What You Need To Know:
I’ll BELIEVE YOU is a mixed bag, with some thrilling moments and some funny moments, but also with a lot of stupid humor, flat dialogue, purposeless action, and some light foul language. The ending almost redeems the whole movie. There are some good story ideas, but it seems aimed at 6-year-olds. There are some good ideas and good moral virtues, but they are almost over-shadowed by stupid scatological jokes and dumb situations. Patrick Warburton is the best part, but you need more than one actor to make a movie work.
(Pa, C, O, B, LL, V, DD) Light pagan worldview with some positive Christian moments as well as some psychic and UFO elements and several good moral points; eight light obscenities and three light profanities; some chase scenes but no overt violence; no sex; no nudity; alcohol use and drunkenness; and, nothing else objectionable.
I’LL BELIEVE YOU is a light science fiction comedy about a late night talk show host, Dale, who is willing to believe any of the far-fetched stories that people calling in tell to him.

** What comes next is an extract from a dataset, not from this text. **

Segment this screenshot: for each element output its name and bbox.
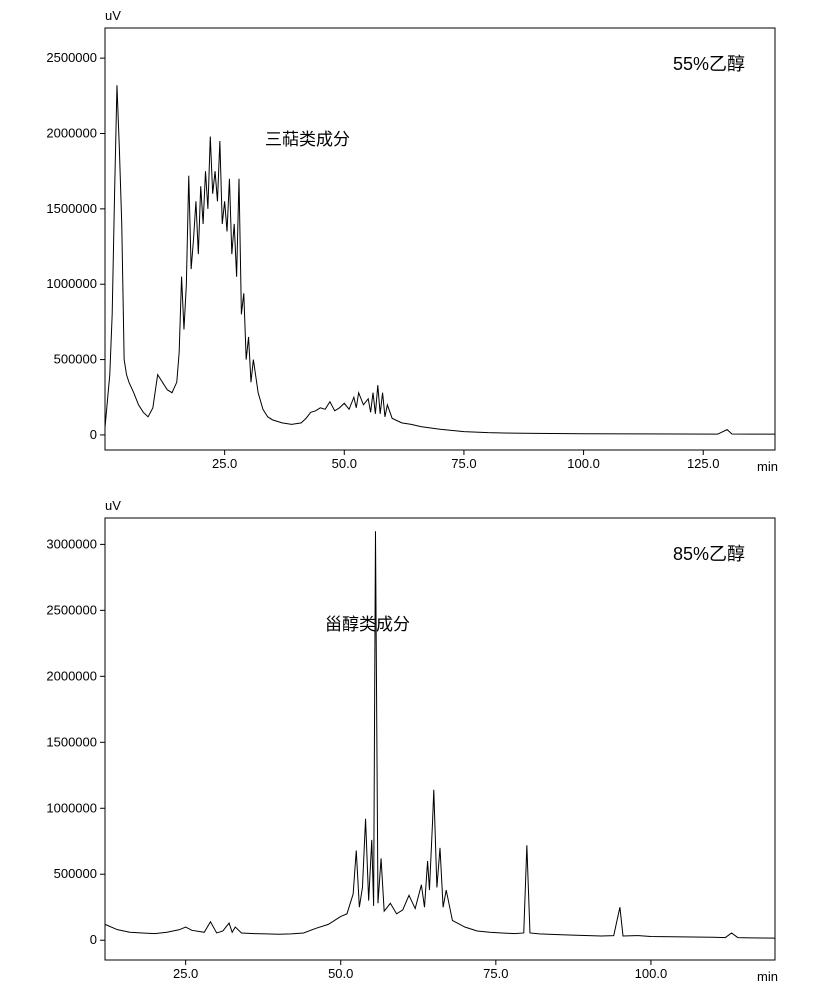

One regular caller says she just saw a UFO land. Dale doesn’t take her seriously until the next night at 1:13 a.m., when an alien calls his show, talks for five minutes and hangs up.
Ratings soar. The alien even speaks English. Dale sets up debates between psychiatrists and psychics. The psychiatrist has serious issues about his own past. Everyone in the town of Melourne, Florida is intrigued, including the guy who raises alligators that eat out of his hand. A local college physicist, the romantic interest Paige, seems to effectively dismiss the alien theory until a string of robberies suggest somebody is trying to build a spaceship. Things come to a head when local police capture the alien, played by Patrick Warburton. He looks awfully human. Is he an alien? Is he human? Is he insane?
I’ll BELIEVE YOU is a mixed bag. For a low-budget comedy, there are some thrilling moments and some funny moments, but there’s also a lot of stupid humor, flat dialogue and purposeless action. The ending almost, but not quite, redeems the whole movie.
Clearly, this movie was made to be a family movie, but there is foul language in it. Clearly, there are some good story ideas, but it seems aimed at 6-year-olds. Clearly, there are some good ideas and good moral virtues, but they are almost over-shadowed by scatological humor and really dumb plot situations.
Patrick Warburton is the best part of this movie, but you need more than one actor to make a movie work.